The Walking Dead Digest: First Do No Harm…

The-walking-dead-season-5-episode-4

(**Spoiler alert — if you have not watched the latest episode of The Walking Dead, please avert your eyes**)

…unless you’re a doctor in a makeshift Atlanta hospital during the zombie apocalypse.  And if that happens to be the case, you can just forget about that whole Hippocratic oath thing.  So learned Beth when she woke up as a patient in Crazytown General (at least we know where she is now).  More than a hospital, it appears to be a semi-functioning community populated by sadistic cops (seriously – these guys could give the T-1000 in Terminator 2 a run for its money), one solitary doctor with a penchant for blues, Caravaggio paintings and murder (but only when his job is threatened), and citizens who have been rescued, treated for their injuries, and then forced into servitude as orderlies.  Grey’s Anatomy this is NOT and you certainly won’t find Dr. McDreamy or Dr. McSteamy roaming the halls.  Instead, you’ve got Dr. McMurder, Officer McMega-Bitch and Officer McRapey.  And boy do they run a tight ship.  Once again, I’ll dispense with a full recap and just get down to business with a few random thoughts about the episode:

** I think it’s official at this point – in the zombie apocalypse of The Walking Dead, all functioning communities should be AVOIDED like …well…the plague.  So far, we’ve had Woodbury, which was really like Mayberry with The Governor as a murderous, one-eyed, psychopathic version of Andy Griffith; Terminus, which was a cult of cannibals with Gareth as their fearless hipster leader, who actually made The Governor look semi-stable; and now, Crazytown General, where they save your life and then force you to be thankful about it by holding you hostage as one of their employees.  If you refuse to cooperate, make a mistake, or get all “this is ‘merica, I do what I want” and try to leave, they’ll just beat you, maim you, amputate an appendage or – and this is TOTALLY worst case scenario – kill you.  But hey, at least they aren’t eating people.  Just guinea pigs.

** “On the good ship lollipop…”  When Officer McRapey forced Beth to suck on his green lollipop, I actually cringed before my gag reflex kicked in (and that was AFTER enduring that whole amputation by piano wire thing).  Ugh.  Thanks a lot, Walking Dead, for turning a green lollipop into a symbol for sexual assault.

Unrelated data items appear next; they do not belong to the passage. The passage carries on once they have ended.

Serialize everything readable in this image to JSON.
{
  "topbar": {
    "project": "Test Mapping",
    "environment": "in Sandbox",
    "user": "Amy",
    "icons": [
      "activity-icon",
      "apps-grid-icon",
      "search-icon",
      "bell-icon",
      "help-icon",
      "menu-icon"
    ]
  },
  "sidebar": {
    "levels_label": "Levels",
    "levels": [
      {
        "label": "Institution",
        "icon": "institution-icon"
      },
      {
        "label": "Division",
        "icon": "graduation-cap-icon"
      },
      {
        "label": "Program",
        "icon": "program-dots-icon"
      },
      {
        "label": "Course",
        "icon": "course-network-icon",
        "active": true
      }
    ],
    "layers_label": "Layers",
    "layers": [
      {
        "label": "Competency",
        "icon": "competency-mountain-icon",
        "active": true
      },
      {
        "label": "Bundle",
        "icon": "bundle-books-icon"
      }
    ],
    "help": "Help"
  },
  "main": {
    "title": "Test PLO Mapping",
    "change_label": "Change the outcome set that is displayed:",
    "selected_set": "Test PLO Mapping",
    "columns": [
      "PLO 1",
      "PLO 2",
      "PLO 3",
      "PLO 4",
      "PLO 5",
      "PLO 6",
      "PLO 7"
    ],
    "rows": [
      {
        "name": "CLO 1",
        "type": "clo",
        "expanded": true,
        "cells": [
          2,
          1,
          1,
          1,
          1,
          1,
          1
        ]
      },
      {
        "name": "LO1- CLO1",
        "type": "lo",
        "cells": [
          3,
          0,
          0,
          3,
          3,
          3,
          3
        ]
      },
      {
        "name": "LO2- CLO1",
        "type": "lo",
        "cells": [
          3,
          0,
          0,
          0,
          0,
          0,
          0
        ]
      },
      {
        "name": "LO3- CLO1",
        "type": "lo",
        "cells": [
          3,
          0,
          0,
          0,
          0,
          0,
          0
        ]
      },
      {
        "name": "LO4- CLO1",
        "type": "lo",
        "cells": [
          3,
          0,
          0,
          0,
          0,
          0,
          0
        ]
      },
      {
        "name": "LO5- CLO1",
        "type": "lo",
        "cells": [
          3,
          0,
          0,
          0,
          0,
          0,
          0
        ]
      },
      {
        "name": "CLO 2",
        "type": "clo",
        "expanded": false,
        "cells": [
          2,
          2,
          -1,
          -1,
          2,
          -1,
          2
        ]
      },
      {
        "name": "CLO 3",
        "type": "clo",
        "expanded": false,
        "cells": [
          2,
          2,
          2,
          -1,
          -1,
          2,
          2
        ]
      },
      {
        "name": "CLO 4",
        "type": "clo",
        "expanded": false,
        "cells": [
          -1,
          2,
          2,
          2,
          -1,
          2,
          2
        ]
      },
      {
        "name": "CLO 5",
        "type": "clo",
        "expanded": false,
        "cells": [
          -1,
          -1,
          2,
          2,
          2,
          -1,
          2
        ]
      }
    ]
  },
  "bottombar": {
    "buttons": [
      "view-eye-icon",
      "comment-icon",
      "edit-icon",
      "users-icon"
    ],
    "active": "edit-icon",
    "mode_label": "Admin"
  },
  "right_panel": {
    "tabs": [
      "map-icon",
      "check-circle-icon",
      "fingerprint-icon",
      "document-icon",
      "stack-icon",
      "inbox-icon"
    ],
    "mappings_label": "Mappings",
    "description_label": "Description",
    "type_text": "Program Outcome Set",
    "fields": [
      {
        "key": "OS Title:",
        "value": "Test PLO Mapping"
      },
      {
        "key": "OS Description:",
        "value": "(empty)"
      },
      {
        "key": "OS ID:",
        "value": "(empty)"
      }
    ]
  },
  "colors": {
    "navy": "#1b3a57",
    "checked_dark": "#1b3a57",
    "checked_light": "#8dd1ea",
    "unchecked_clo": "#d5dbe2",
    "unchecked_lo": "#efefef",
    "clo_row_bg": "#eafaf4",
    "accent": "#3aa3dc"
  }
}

** The Great Escape.  Down an elevator shaft.  Onto a pile of dead bodies.  Through a horde of zombies.  Run, Noah, run!  But not you, Beth.  You get to have the Crazytown Cops save your life again, cuff you, and drag you back into the joint.  But hey – to be fair, helping Noah get out was the least you could do for the guy after he took the blame for you when you accidentally killed that new patient.  It wasn’t your fault, though.  Dr. McMurder intentionally gave you the name of the wrong drug to administer because the new guy just happened to be an oncologist in the pre-zombie world, so McMurder was just trying to maintain job security. No biggie.

** After feeding McRapey to a zombie, sassing McMegaBitch and heading towards Dr. McMurder with shiv in hand and justifiable homicide on the brain, Beth’s transformation into the Sarah Connor of the zombie apocalypse is now complete.  She’s mad as hell, and she’s not taking it anymore.  And now that Carol is being wheeled in on a gurney … look out, Crazytown General.  S**t’s about to get real.

And that’s it for this week, Dead-heads!  Back next Monday with a brand new sugar-free digest.